To monitor IN-RNA interactions, we utilized AlphaScreen-based assay (38), which allows to monitor the ability of IN to bind and bridge between two TAR RNAs. Briefly, equal concentrations (1 nM) of two synthetic TAR RNA oligonucleotides labeled with either biotin or digoxigenin (DIG) were mixed, and then streptavidin donor and anti-DIG acceptor beads at 0.02 mg/mL concentration were supplied in a buffer containing 100 mM NaCl, 1 mM MgCl₂, 1 mM DTT, 1 mg/mL BSA, and 25 mM Tris (pH 7.4). After 2 h incubation at 4°C, 320 nM IN was added to the reaction mixture and incubated further for 1.5 h at 4°C. AlphaScreen signals were recorded with a PerkinElmer Life Sciences Enspire multimode plate reader.

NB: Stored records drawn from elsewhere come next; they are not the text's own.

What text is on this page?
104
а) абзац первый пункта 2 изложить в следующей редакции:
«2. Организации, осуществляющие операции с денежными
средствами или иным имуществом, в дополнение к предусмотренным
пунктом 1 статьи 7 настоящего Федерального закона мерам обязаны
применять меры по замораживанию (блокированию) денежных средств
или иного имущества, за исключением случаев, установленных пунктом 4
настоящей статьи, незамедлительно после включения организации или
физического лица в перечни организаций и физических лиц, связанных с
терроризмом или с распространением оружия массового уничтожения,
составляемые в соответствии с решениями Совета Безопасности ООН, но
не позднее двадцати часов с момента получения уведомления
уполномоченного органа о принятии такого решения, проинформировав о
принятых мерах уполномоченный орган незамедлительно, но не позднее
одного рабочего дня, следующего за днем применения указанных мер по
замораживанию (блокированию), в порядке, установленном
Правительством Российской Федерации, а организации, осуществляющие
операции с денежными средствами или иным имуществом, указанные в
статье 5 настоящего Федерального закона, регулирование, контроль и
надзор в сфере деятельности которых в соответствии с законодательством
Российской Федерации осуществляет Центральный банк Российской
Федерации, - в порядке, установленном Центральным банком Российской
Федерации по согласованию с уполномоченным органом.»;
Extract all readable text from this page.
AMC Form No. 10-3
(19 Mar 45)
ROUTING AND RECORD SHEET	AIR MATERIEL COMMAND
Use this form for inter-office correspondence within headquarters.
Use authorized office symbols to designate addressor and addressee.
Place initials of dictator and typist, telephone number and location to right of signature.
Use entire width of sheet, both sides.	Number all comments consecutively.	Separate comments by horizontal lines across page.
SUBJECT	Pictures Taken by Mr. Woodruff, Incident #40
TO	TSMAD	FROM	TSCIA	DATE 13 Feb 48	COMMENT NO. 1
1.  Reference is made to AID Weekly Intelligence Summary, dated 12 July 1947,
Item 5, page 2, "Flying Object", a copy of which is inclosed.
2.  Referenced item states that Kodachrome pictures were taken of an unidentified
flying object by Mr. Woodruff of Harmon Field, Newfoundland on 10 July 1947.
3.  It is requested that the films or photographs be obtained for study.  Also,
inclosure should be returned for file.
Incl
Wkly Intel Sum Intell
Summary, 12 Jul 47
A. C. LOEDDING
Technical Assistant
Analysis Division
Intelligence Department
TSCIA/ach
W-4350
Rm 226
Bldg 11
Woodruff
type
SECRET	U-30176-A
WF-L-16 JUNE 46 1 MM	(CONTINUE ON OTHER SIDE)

Structural modeling of IN.

Electrostatic potential maps of WT and mutant IN CTDs were created by the Adaptive Poisson-Boltzmann Solver (APBS) program (102) with macromolecular electrostatic calculations performed in PyMOL. The published crystal structure (63) (PDB ID: 5HOT) was used as a template. The calculation results are displayed as an electrostatic potential molecular surface. The low, mid, and high range values are −5, 0, and 5, respectively.

Analysis of IN mutations from latently infected cells.

Sequences identified from latently infected CD4⁺ T-cells (78) were downloaded from NCBI GenBank based on their accession numbers (KF526120–KF526339). Sequences were imported into the GLUE software framework (103, 104) and aligned. Multiple sequence alignments (MSAs) containing subtype B sequences were constructed using MUSCLE, manually inspected in AliView (105), and imported into a GLUE project database. Within GLUE, MSAs were constrained to the pNL4-3 reference to establish a standardized coordinate space for the gene being analyzed. Amino acid frequencies at each alignment position were summarized using GLUE’s amino-acid frequency calculation algorithm, which accounts for contingencies such as missing data and incomplete codons.